私の家から大きな音がしたから少なくとも心配して駆けつけてくれたのにそこには爆笑しているイルミがいるのだから。
「いや、なんか駆けつけて貰ってきた悪いんだけど音の原因これなんだよね」
私の右手に握られている新聞紙を見せるとさらに変な顔をされた。
「今イルミに説明してたんだけどこれは紙鉄砲って言って大きな音がなるおもちゃなんだよね」
また少し折り直して先程と同じようにぱん、と音を鳴らしてみせた。
「お前…紛らわしいことをするな。今までお前の家からこんな大きな音がしたことないから驚いただろ」
「あ、うん、ごめん」
「クロロココナのこと大好きだもんね。オレの方が好きだけど」
「オレの方がココナの事を想っている」
「はいはい、そこで変な張合いしないでね」
「オレはココナにハート貰ったもん」とクロロに折り紙を自慢していたのでクロロにも同じものを作ってあげたところどちらの方が心がこもってるかで言い合いをし始めた。

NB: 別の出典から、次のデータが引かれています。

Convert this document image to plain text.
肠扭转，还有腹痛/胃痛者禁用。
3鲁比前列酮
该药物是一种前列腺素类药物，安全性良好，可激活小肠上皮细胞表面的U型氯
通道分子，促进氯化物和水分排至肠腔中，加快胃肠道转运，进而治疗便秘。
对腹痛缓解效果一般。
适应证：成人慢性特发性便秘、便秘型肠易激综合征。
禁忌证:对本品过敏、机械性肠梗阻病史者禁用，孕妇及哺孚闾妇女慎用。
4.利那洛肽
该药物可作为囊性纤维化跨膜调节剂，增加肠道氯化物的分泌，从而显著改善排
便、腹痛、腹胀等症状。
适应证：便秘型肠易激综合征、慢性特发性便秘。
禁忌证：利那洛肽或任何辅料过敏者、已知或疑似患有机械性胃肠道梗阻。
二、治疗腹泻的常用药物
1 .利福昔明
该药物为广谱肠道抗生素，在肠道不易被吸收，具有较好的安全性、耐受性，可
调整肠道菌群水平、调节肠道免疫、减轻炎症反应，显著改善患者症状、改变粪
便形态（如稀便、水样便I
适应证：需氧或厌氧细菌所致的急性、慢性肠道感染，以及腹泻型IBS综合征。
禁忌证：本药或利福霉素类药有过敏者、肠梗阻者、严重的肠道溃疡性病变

ふたりとも成人男性のはずなのに小学生を見ている気分だ。
「はいはいはい、もうやめてください見苦しい」
口を開けば残念さが際立つから、ほんと喋らなかったらいいのに。
言い合いをやめたクロロは机の上に置いてある折り紙が気になるようで触っても大丈夫だよ。と許可を出すとくす玉を手に取った。
やはり立体物は気になるらしい。
勝手に触ればいいのに許可を取るところは紳士だなあと思う。
だからこそこいつらはもう少し自分の中の小学生を飼い慣らすべきなんだけどね。
「ココナ。これオレにも作れるか?」
「こんなの誰でも作れるよ。作ってみる?」
どうせなら違う種類のくす玉の方が楽しいだろう。
「ねぇ、折角3人いるんだからさ、1人で作るのが大変なの作りたいんだけどいいかな?ちょっと大変だけど」
「仕事も終わったしオレは構わないよ」
「それだけすごいものができると期待していいんだな?」
ふたりはなんだか楽しそうだ。
これから外見だけは整っている成人男性2人とひたすら折り紙を折るのか…なんて傍から見たらシュールな光景になることを提案した私は500枚入の折り紙から緑、黄緑、橙の三種類の折り紙をそれぞれ10枚ずつ取り出した。